Wie hoch das Steinschloß hinaufgeht, sind wir augenblicklich nicht in der Lage anzugeben.

Fig. 5.

Wir geben unterFig. 4 die Abbildung des Gewehres von 1571 und inFig. 5 das Schloß in halber Naturgröße. Der Lauf hat eine Länge von 1,00 Met.; der Durchmesser an der Mündung im Lichten beträgt 0,015 Met., die ganze Länge des Gewehres von der Mündung bis zum Ende des gekrümmten Kolbens 1,40 Met. Zum Zielen ist bei O ein konisches Röhrchen auf den Lauf aufgelegt, durch welches man das Zäpfchen P sieht. Der Lauf ist unten achteckig; gegen die Mündung wird er rund; die Jahreszahl 1571 ist auf der Oberfläche des Laufes vor dem Röhrchen O eingegraben. Der lange Hebel N setzt den Luntenhahn in Bewegung, der, wie gewöhnlich, so eingerichtet ist, daß er sich von der Pfanne wieder entfernt, sobald der Hebel losgelassen wird. Der Drücker M dient zur Bewegung des Feuersteins. Wenn der Hahn gespannt ist, so steht er, wie inFig. 5, senkrecht. Dreht er sich bei Berührung des Drückers um seine Achse, so schlägt der Stein gegen das Kreissegment H, welches fast die Breite des Steines und, ähnlich wie das Rad des Radschlosses, an der Cylinderfläche tiefe Rinnen hat. Zugleich bewegt sich jedoch der Ansatz A am Hahn, welcher unten abgerundet ist, über das oben abgerundete Ende B des Stängchens B C, dessen Ende B durch eine Feder von der Unterlage weggedrückt wird, so daß das Ende C, welches rückwärts einen Haken hat, den Stiel E K packt, welcher einen Deckel L auf der Pfanne G hält. Bewegt sich nun A über B, so wird dieser Punkt gegen den Grund gedrückt, C entfernt sich vom Grunde und das Häkchen läßt den Stiel E K los. Die Feder D E drückt nun bei E den Stiel E K zurück, so daß sich der Deckel L unter der Feder F weg von der Pfanne losschiebt und die auf H sich bildenden Funken auf die Pfanne fallen.

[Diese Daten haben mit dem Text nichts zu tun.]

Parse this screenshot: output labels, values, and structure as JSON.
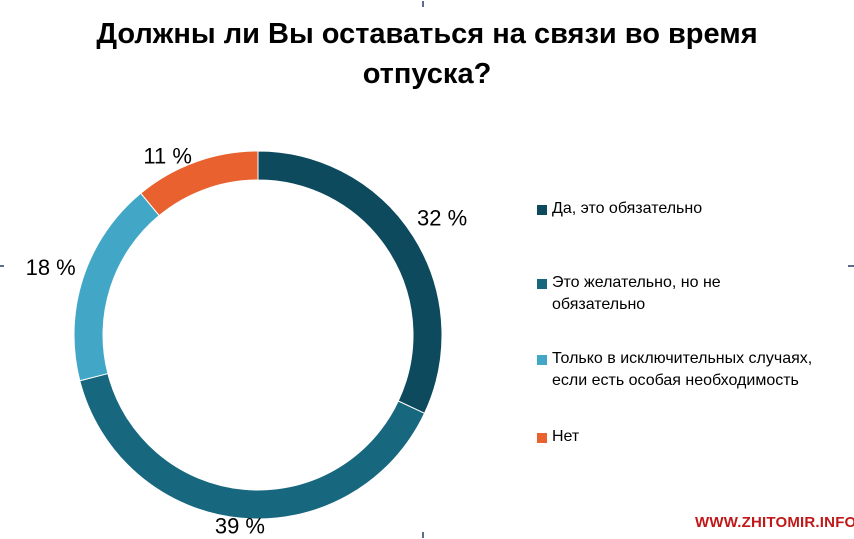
{
  "chart_data": {
    "type": "pie",
    "title_lines": [
      "Должны ли Вы оставаться на связи во время",
      "отпуска?"
    ],
    "slices": [
      {
        "label": "Да, это обязательно",
        "value": 32,
        "value_label": "32 %",
        "color": "#0d4a5e"
      },
      {
        "label": "Это желательно, но не обязательно",
        "value": 39,
        "value_label": "39 %",
        "color": "#17677f"
      },
      {
        "label": "Только в исключительных случаях, если есть особая необходимость",
        "value": 18,
        "value_label": "18 %",
        "color": "#42a7c6"
      },
      {
        "label": "Нет",
        "value": 11,
        "value_label": "11 %",
        "color": "#e8612e"
      }
    ],
    "donut": true,
    "legend_position": "right"
  },
  "legend": {
    "items": [
      {
        "lines": [
          "Да, это обязательно"
        ]
      },
      {
        "lines": [
          "Это желательно, но не",
          "обязательно"
        ]
      },
      {
        "lines": [
          "Только в исключительных случаях,",
          "если есть особая необходимость"
        ]
      },
      {
        "lines": [
          "Нет"
        ]
      }
    ]
  },
  "watermark": "WWW.ZHITOMIR.INFO"
}
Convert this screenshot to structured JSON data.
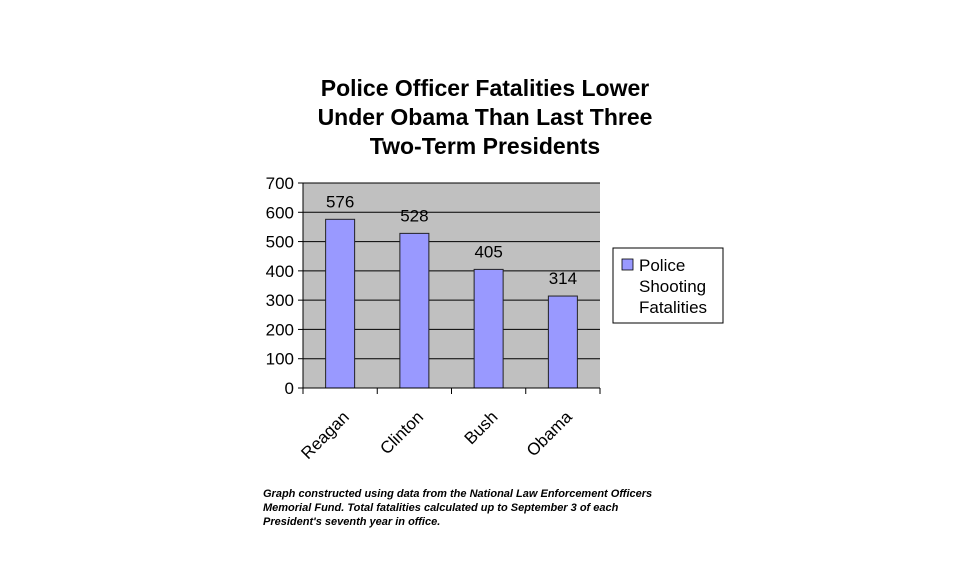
{
  "chart_data": {
    "type": "bar",
    "title": [
      "Police Officer Fatalities Lower",
      "Under Obama Than Last Three",
      "Two-Term Presidents"
    ],
    "categories": [
      "Reagan",
      "Clinton",
      "Bush",
      "Obama"
    ],
    "series": [
      {
        "name": "Police Shooting Fatalities",
        "legend_lines": [
          "Police",
          "Shooting",
          "Fatalities"
        ],
        "values": [
          576,
          528,
          405,
          314
        ],
        "color": "#9999ff"
      }
    ],
    "data_labels": [
      "576",
      "528",
      "405",
      "314"
    ],
    "yticks": [
      "0",
      "100",
      "200",
      "300",
      "400",
      "500",
      "600",
      "700"
    ],
    "ylim": [
      0,
      700
    ],
    "xlabel": "",
    "ylabel": "",
    "grid": true,
    "legend_position": "right",
    "plot_background": "#c0c0c0",
    "footnote": [
      "Graph constructed using data from the National Law Enforcement Officers",
      "Memorial Fund.  Total fatalities calculated up to September 3 of each",
      "President's seventh year in office."
    ]
  }
}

Dem Schlusse des 16. Jahrhunderts gehört ein Falkonet an, das, von Eisen geschmiedet, mit zwei Schildzapfen versehen ist und unmittelbar bei den Schildzapfen zwei Handgriffe (Delphine) hat. Dasselbe hatte offenbar seinen Platz in einem engen Gelasse, wo das 2 Met. lange Rohr nicht zurückgeschoben werden konnte; um es zu laden, wurde daher der hintere Boden herausgeschraubt, die Ladung von rückwärts eingeschoben und mit einer tiefeingreifenden Schraube der Boden wieder befestigt. Diese Art der Rückladung, die keineswegs rasch von statten gehen konnte, ist verschieden von den Kammergeschützen. Die Festigkeit des Verschlusses und die Sicherheit der Bedienungsmannschaft hängt dabei natürlich von der Güte der Schraube ab.

Wie aus dem Aufsatze auf Sp. 262 ff. des vorjährigen Anzeigers nach einem Manuscripte im germanischen Museum hervorgeht, hatte man die Hinterlader blos der Raumersparniß wegen auf engen Thürmen, wo nicht Spielung genug war, um die ganze Kanone von der Brustwehr wegzuschieben und zu laden. Für solche Fälle ist auch ein Modell aus dem 17. Jahrh. erdacht, das aus dem Dresdener Zeughause stammt, von dem wir jedoch nicht wissen, ob es blos als Versinnlichung einer Erfindung gemacht, oder ob es etwa Nachbildung eines bestehenden und gebrauchten Geschützes ist, woran wir jedoch zweifeln möchten. Es ist eine Doppelkanone; zwei mit dem Boden aneinander stoßende Röhren liegen so auf einer Lafette, die dicht an der Brustwehr stehen kann, daß ein Lauf nach vorn herausschaut, der zweite nach hinten. Der nach hinten stehende Lauf wird wie eine gewöhnliche Kanone geladen, dann wird die ganze Doppelröhre um die Mittelachse gedreht, so daß die geladene Röhre nach vorn steht und losgeschossen werden kann, während sodann die zweite Röhre gleichzeitig geladen wird. Das Umdrehen scheint eine etwas merkwürdige Manipulation und das Zielen geradezu unmöglich, da der Lauf sich gar nicht feststellen läßt, so daß kaum die Sache praktische Bedeutung gehabt haben dürfte. Das Gleiche kann von einem Modell in der Sammlung des german. Museums angenommen werden, das drei unter einander communicierende parallele Kanonenläufe zeigt, so daß man drei Schüsse auf einmal geben konnte. Auch die zierlichen Modelle der Orgelgeschosse mögen zwar bestehenden Geschützen direkt nachgebil det sein, wie man ja solche Höllenmaschinen schon in sehr alten Zeiten hatte; allein eine große Verwendung, die wirklich auf die Kriegsführung Einfluß gehabt hätte, fanden sie niemals. Zwei Modelle unserer Sammlung von Kanonen mit den Jahreszahlen 1625 und 1695 haben nicht runde, sondern flachliegende oblonge Röhren, so daß sie nach der Meinung einiger Sachverständigen dazu dienten, Kartätschen zu schießen, um sie möglichst horizontal zu zerstreuen.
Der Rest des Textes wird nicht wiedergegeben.